Measuring energy transfers between trophic levels
The official method of measuring energy transfers between trophic levels is to essentially roast the organisms in the oven to dehydrate them, weigh them and calculate the difference in mass between organisms at different trophic levels. That’s all fine for plants but not such a nice experiment where animals are involved. For this reason, scientists would usually estimate the dry mass of animals instead. Here’s the method anyway:
- Choose the area that you want to sample - e.g. a m2 area of woodland.
- Dry the different organisms in the food chain in an oven until their mass becomes constant - at this point you can be sure that all the water has been removed and you're left with only the dry mass (biomass).
- Multiply the results of the sample by the size of the total area (e.g. to work out the biomass of that organism in 1500 m2 of woodland.
- The difference in biomass between the trophic levels is the same as the amount of biomass transfer (or energy transfer) between the organisms.

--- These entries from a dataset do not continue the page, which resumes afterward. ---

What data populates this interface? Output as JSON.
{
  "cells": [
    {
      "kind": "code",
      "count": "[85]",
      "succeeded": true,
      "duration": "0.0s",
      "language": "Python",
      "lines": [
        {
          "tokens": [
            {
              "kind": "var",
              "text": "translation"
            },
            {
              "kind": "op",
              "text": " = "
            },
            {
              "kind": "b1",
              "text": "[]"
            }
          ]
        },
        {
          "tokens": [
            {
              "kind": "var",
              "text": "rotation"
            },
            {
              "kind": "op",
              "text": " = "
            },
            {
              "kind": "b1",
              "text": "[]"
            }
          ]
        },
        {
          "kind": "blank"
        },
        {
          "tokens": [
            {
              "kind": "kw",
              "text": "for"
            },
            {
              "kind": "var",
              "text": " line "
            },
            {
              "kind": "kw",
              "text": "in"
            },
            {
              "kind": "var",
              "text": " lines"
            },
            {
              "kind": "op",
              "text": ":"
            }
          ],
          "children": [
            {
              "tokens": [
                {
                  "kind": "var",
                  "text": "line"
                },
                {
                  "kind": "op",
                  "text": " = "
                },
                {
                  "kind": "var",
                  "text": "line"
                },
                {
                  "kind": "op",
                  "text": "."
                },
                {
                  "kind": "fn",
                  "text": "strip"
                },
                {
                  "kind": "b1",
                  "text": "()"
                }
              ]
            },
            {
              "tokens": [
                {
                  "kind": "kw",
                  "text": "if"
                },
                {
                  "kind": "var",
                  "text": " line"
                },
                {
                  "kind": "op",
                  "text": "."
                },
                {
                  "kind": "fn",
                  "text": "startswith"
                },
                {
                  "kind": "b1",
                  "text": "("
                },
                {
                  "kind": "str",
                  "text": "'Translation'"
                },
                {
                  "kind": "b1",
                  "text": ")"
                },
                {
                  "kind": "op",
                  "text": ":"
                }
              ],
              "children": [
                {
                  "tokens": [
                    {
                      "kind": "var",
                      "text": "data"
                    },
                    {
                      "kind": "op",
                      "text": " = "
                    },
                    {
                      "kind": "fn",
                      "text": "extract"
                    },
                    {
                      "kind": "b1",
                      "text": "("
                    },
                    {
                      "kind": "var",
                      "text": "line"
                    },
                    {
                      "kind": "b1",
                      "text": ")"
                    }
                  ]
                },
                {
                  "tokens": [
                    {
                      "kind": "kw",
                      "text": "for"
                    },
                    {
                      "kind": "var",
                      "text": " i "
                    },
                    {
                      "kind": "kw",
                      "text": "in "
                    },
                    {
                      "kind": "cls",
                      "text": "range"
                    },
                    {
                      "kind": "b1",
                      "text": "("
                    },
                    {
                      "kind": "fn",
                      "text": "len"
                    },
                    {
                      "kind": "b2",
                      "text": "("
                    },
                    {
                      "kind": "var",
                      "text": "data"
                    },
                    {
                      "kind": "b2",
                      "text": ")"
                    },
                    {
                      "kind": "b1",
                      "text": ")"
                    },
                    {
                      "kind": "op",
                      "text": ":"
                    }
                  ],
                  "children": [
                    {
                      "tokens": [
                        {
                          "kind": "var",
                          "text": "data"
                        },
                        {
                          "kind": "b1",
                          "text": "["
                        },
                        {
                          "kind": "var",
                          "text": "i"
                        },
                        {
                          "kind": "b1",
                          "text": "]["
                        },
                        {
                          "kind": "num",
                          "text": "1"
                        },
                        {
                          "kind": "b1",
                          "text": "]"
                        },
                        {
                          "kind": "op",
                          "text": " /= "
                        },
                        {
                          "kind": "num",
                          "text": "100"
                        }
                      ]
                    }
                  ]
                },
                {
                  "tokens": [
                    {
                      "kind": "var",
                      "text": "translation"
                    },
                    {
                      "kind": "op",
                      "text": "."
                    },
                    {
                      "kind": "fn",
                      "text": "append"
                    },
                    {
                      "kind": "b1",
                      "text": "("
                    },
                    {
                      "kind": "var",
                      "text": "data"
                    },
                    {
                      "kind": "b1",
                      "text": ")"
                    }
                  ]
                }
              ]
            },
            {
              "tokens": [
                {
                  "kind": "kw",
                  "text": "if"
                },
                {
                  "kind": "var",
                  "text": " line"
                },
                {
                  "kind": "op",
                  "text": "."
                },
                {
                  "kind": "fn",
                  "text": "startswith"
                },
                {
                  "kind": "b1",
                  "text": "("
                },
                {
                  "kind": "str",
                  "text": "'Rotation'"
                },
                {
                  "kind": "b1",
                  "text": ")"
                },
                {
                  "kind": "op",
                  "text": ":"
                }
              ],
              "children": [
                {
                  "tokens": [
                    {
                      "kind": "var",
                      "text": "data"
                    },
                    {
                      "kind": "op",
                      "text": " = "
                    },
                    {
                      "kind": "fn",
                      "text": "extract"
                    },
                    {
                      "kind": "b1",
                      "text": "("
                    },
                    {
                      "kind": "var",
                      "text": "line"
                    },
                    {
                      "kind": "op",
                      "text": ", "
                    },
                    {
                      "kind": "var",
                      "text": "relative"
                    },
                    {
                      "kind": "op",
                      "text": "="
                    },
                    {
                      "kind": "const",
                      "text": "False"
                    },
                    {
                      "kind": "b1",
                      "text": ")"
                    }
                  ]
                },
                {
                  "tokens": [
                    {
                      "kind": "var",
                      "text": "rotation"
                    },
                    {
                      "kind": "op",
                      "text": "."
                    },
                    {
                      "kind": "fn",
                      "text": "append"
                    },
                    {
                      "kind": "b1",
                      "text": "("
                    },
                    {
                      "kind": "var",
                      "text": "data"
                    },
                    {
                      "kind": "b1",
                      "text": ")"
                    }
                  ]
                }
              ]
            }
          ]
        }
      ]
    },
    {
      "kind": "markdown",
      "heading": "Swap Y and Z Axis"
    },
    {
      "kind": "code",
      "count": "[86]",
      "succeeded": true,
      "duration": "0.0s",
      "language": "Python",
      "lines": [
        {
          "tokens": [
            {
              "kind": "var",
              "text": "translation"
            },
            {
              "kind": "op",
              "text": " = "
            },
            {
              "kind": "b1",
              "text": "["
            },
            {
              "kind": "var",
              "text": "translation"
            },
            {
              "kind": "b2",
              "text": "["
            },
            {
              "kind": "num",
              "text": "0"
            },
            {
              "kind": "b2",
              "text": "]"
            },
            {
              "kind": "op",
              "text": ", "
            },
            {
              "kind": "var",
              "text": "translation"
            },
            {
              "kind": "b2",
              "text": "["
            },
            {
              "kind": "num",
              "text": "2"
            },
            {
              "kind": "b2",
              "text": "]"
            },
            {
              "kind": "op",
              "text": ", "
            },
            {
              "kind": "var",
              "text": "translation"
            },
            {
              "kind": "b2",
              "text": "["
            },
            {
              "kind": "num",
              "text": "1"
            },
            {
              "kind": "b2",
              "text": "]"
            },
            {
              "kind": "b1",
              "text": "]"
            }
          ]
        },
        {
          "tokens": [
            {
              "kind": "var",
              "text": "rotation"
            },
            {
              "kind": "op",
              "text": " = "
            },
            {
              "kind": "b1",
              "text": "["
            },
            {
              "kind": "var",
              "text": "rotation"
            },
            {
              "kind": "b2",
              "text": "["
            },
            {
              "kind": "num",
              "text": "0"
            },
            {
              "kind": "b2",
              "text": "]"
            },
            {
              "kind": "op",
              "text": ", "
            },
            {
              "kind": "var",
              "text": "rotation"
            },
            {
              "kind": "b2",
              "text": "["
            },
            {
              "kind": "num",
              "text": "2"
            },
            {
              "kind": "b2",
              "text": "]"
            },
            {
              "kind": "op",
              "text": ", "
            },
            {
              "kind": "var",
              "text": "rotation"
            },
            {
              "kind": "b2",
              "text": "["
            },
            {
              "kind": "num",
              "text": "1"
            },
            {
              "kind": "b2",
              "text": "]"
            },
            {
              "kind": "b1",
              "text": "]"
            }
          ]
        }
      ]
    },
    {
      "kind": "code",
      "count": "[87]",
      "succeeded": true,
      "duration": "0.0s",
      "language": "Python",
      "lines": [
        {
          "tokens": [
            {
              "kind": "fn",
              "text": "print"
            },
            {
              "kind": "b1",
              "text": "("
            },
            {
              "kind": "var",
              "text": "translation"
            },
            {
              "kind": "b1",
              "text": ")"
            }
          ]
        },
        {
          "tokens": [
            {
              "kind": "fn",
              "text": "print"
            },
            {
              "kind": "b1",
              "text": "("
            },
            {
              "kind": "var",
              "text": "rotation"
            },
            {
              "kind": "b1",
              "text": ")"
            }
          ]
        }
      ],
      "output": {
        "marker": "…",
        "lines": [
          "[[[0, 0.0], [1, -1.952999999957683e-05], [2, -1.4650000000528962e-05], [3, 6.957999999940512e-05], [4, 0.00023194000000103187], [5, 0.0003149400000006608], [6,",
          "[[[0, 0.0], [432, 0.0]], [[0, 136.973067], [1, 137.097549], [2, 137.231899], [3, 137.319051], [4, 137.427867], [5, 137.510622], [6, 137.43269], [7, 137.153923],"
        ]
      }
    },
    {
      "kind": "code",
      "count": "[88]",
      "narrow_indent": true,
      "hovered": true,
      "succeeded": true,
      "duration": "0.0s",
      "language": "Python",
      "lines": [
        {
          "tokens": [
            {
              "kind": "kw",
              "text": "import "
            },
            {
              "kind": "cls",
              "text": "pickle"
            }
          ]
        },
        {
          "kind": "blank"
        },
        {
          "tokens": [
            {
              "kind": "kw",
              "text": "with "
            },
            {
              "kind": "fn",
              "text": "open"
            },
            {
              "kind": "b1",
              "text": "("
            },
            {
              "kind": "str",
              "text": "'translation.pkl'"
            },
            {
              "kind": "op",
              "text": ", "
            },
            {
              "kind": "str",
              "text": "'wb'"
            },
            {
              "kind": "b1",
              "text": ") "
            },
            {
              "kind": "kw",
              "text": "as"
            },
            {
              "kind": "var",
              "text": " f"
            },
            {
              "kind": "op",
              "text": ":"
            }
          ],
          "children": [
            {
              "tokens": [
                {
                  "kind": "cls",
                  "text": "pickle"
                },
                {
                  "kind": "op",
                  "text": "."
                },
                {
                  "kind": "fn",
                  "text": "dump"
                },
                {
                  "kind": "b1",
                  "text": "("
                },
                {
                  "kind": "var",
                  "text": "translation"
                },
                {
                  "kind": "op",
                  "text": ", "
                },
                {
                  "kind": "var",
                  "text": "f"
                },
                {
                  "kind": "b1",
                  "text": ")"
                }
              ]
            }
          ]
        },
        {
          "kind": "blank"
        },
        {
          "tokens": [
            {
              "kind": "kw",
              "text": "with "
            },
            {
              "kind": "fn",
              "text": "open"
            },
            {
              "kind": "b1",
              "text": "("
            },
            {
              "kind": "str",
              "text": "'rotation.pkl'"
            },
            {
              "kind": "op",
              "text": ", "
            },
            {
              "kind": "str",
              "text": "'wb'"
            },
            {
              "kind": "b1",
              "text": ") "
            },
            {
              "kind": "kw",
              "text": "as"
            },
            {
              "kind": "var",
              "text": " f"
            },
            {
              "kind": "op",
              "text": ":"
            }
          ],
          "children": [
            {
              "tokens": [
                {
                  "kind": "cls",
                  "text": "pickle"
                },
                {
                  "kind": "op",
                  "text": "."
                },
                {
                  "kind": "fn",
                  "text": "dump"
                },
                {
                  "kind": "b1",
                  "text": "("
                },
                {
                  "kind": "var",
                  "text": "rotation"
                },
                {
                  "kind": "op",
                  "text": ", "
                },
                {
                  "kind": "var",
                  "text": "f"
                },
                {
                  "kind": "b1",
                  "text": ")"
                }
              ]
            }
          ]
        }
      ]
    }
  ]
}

The limitations with this approach are that it assumes that each consumer only consumes one type of organism - it wouldn’t work for consumers which feed on multiple food sources.
Net productivity
Biomass is the amount of energy that is available to the next trophic level - it can also be referred to as net productivity. You can think of this as the amount of weight an organism has been able to pack on - the fatter the organism, the more food (and energy) will be available for the organism that is going to eat it. Net productivity is calculated by taking the gross productivity (all the energy consumed by the organism) and subtracting the amount lost in respiration.
Whenever plants are involved, net productivity is referred to as Net Primary Productivity (NPP) because they are the first organisms in the food chain. It is calculated by taking the Gross Primary Productivity (GPP) and subtracting the energy used in plant respiration.
We can also calculate how efficient energy transfer is by dividing the net productivity by the total amount of energy taken in by the organism. This number is then multiplied by 100 to convert it into a percentage.